The eukaryotic chaperonin TRiC/CCT is a large ATP-dependent complex essential for cellular protein folding. Its subunit arrangement into two stacked eight-membered hetero-oligomeric rings is conserved from yeast to man. A recent breakthrough enables production of functional human TRiC (hTRiC) from insect cells. Here, we apply a suite of mass spectrometry techniques to characterize recombinant hTRiC. We find all subunits CCT1-8 are N-terminally processed by combinations of methionine excision and acetylation observed in native human TRiC. Dissociation by organic solvents yields primarily monomeric subunits with a small population of CCT dimers.

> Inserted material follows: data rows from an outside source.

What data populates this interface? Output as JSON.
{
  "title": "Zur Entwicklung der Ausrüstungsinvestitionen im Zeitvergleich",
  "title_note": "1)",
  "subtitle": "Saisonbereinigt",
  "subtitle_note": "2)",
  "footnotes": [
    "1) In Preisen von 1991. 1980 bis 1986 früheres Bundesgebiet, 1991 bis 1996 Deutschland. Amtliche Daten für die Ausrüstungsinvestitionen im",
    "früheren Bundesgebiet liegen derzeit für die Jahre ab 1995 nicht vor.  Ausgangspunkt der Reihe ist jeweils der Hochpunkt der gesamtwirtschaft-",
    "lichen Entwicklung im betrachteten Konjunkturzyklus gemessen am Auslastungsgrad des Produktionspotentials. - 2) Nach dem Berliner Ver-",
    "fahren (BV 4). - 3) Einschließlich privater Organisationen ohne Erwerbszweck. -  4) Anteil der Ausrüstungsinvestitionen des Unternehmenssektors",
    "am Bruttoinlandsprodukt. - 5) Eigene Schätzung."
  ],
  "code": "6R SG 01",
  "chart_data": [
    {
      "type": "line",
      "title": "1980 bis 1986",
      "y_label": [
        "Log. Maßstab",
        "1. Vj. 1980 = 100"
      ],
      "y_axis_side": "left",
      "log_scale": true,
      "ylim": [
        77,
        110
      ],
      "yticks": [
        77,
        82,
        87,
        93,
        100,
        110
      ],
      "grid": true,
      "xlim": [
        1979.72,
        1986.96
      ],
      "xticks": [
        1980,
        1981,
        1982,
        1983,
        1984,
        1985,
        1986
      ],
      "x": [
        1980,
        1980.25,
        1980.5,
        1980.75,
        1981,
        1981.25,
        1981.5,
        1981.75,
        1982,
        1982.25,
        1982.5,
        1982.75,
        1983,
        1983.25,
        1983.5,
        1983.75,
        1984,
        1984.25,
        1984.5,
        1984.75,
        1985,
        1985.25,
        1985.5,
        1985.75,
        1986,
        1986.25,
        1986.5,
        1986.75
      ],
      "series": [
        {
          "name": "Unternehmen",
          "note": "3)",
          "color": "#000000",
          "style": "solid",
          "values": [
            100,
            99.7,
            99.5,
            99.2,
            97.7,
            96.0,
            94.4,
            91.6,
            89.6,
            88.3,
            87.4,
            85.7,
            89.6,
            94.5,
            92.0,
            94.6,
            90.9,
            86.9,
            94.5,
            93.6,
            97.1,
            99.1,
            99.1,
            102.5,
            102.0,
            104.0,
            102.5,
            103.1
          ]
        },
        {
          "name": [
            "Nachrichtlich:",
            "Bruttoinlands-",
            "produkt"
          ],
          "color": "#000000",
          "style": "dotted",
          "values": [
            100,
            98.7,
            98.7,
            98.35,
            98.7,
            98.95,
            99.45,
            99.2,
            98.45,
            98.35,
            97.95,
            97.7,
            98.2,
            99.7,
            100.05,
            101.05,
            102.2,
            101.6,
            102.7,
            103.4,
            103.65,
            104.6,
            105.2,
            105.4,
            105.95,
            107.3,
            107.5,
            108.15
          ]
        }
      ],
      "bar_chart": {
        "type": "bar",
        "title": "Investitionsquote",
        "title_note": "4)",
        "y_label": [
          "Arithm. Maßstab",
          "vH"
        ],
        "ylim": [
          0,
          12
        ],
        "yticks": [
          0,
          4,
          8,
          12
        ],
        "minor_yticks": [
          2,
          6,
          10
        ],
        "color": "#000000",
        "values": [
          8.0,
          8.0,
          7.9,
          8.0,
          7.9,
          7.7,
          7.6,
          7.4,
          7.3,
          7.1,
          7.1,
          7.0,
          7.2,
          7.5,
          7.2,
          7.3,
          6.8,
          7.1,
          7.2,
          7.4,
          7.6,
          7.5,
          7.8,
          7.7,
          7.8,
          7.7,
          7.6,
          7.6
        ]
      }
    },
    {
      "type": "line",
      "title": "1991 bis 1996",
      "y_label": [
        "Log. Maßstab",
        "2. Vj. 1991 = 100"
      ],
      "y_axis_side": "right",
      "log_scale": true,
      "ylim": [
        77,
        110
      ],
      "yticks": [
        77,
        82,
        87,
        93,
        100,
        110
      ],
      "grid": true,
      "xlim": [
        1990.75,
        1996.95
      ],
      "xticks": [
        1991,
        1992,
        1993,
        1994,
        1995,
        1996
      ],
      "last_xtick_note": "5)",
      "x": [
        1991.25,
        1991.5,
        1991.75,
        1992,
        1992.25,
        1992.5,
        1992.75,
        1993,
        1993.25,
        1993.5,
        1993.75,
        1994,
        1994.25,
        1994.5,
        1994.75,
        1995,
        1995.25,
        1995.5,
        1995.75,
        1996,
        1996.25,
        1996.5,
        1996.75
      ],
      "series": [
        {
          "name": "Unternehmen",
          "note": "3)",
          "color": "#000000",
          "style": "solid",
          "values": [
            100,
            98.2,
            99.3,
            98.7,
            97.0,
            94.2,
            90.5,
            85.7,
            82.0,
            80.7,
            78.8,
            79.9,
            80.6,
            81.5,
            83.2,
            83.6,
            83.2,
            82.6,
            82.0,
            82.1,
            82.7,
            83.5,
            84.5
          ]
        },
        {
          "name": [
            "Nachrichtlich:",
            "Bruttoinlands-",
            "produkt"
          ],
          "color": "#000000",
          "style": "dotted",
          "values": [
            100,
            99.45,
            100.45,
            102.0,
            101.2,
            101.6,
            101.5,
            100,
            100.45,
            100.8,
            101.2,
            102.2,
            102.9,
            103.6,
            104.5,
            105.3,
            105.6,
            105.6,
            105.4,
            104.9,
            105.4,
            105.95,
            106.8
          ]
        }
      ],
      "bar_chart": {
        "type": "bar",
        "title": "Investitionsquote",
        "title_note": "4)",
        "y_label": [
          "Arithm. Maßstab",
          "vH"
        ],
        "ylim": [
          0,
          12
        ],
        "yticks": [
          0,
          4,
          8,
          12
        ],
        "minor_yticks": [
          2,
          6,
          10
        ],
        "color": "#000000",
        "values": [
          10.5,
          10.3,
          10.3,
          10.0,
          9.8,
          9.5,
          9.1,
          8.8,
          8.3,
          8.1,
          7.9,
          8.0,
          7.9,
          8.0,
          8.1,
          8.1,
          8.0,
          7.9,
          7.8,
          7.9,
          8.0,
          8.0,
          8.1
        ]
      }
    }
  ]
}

Notably, some dimers feature non-canonical inter-subunit contacts absent in the initial hTRiC. This indicates individual CCT monomers can promiscuously re-assemble into dimers, and lack the information to assume the specific interface pairings in the holocomplex. CCT5 is consistently the most stable subunit and engages in the greatest number of non-canonical dimer pairings. These findings confirm physiologically relevant post-translational processing and function of recombinant hTRiC and offer quantitative insight into the relative stabilities of TRiC subunits and interfaces, a key step toward reconstructing its assembly mechanism. Our results also highlight the importance of assigning contacts identified by native mass spectrometry after solution dissociation as canonical or non-canonical when investigating multimeric assemblies.